# Math Help - Inequality

1. ## Inequality

Let $a,b,c$ be positive real numbers. Prove that
$\dfrac{a}{b+c}+\dfrac{b}{a+c}+\dfrac{c}{a+b}\geq\d frac{3}{2}$

2. Originally Posted by math sucks
Let $a,b,c$ be positive real numbers.
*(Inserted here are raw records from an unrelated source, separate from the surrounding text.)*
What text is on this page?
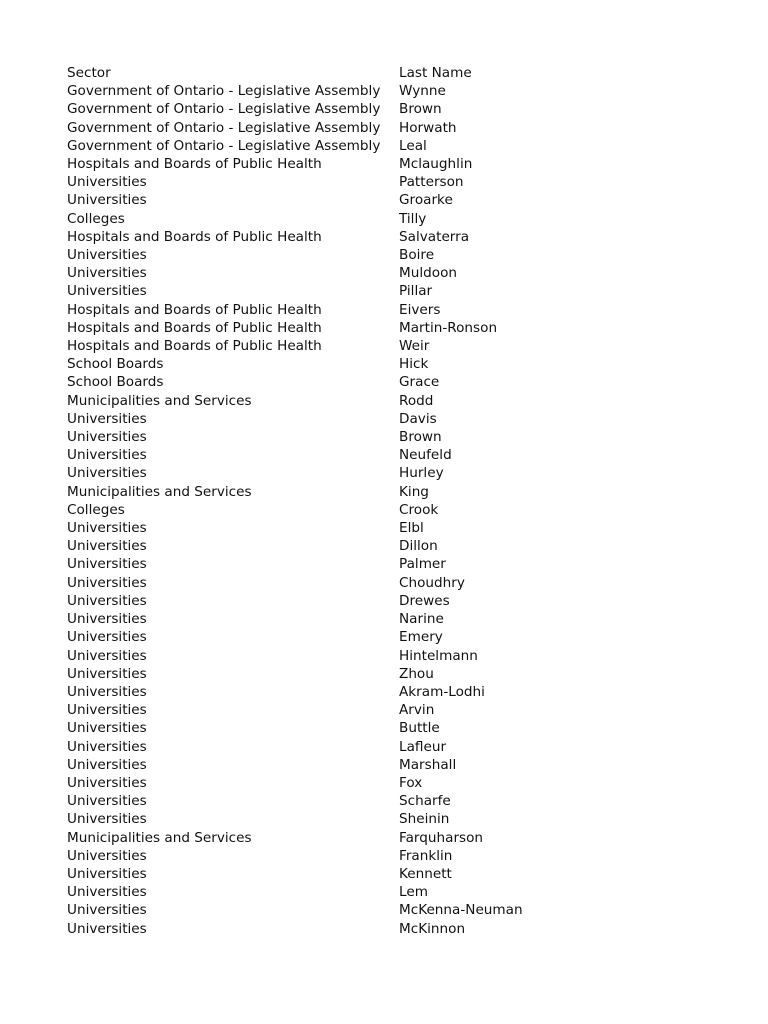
Sector	Last Name
Government of Ontario - Legislative Assembly	Wynne
Government of Ontario - Legislative Assembly	Brown
Government of Ontario - Legislative Assembly	Horwath
Government of Ontario - Legislative Assembly	Leal
Hospitals and Boards of Public Health	Mclaughlin
Universities	Patterson
Universities	Groarke
Colleges	Tilly
Hospitals and Boards of Public Health	Salvaterra
Universities	Boire
Universities	Muldoon
Universities	Pillar
Hospitals and Boards of Public Health	Eivers
Hospitals and Boards of Public Health	Martin-Ronson
Hospitals and Boards of Public Health	Weir
School Boards	Hick
School Boards	Grace
Municipalities and Services	Rodd
Universities	Davis
Universities	Brown
Universities	Neufeld
Universities	Hurley
Municipalities and Services	King
Colleges	Crook
Universities	Elbl
Universities	Dillon
Universities	Palmer
Universities	Choudhry
Universities	Drewes
Universities	Narine
Universities	Emery
Universities	Hintelmann
Universities	Zhou
Universities	Akram-Lodhi
Universities	Arvin
Universities	Buttle
Universities	Lafleur
Universities	Marshall
Universities	Fox
Universities	Scharfe
Universities	Sheinin
Municipalities and Services	Farquharson
Universities	Franklin
Universities	Kennett
Universities	Lem
Universities	McKenna-Neuman
Universities	McKinnon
Prove that
$\dfrac{a}{b+c}+\dfrac{b}{a+c}+\dfrac{c}{a+b}\geq\d frac{3}{2}$
This happens to be well-known.

$\frac{a}{b+c}+\frac{b}{a+c}+\frac{c}{a+b} \geq \frac{3}{2}$

$\frac{a+b+c}{b+c}+\frac{a+b+c}{a+c}+\frac{a+b+c}{a +b} \geq \frac{9}{2}$.

$\Delta = (a+b+c)\left( \frac{1}{b+c}+\frac{1}{a+c}+\frac{1}{a+b} \right)\geq \frac{9}{2}$

But, $\frac{3}{\frac{1}{b+c}+\frac{1}{a+c}+\frac{1}{a+b} } \leq \frac{2(a+b+c)}{3}$ by HM-AM.

Thus, $\Delta \geq (a+b+c)\cdot \frac{9}{2(a+b+c)} = \frac{9}{2}$.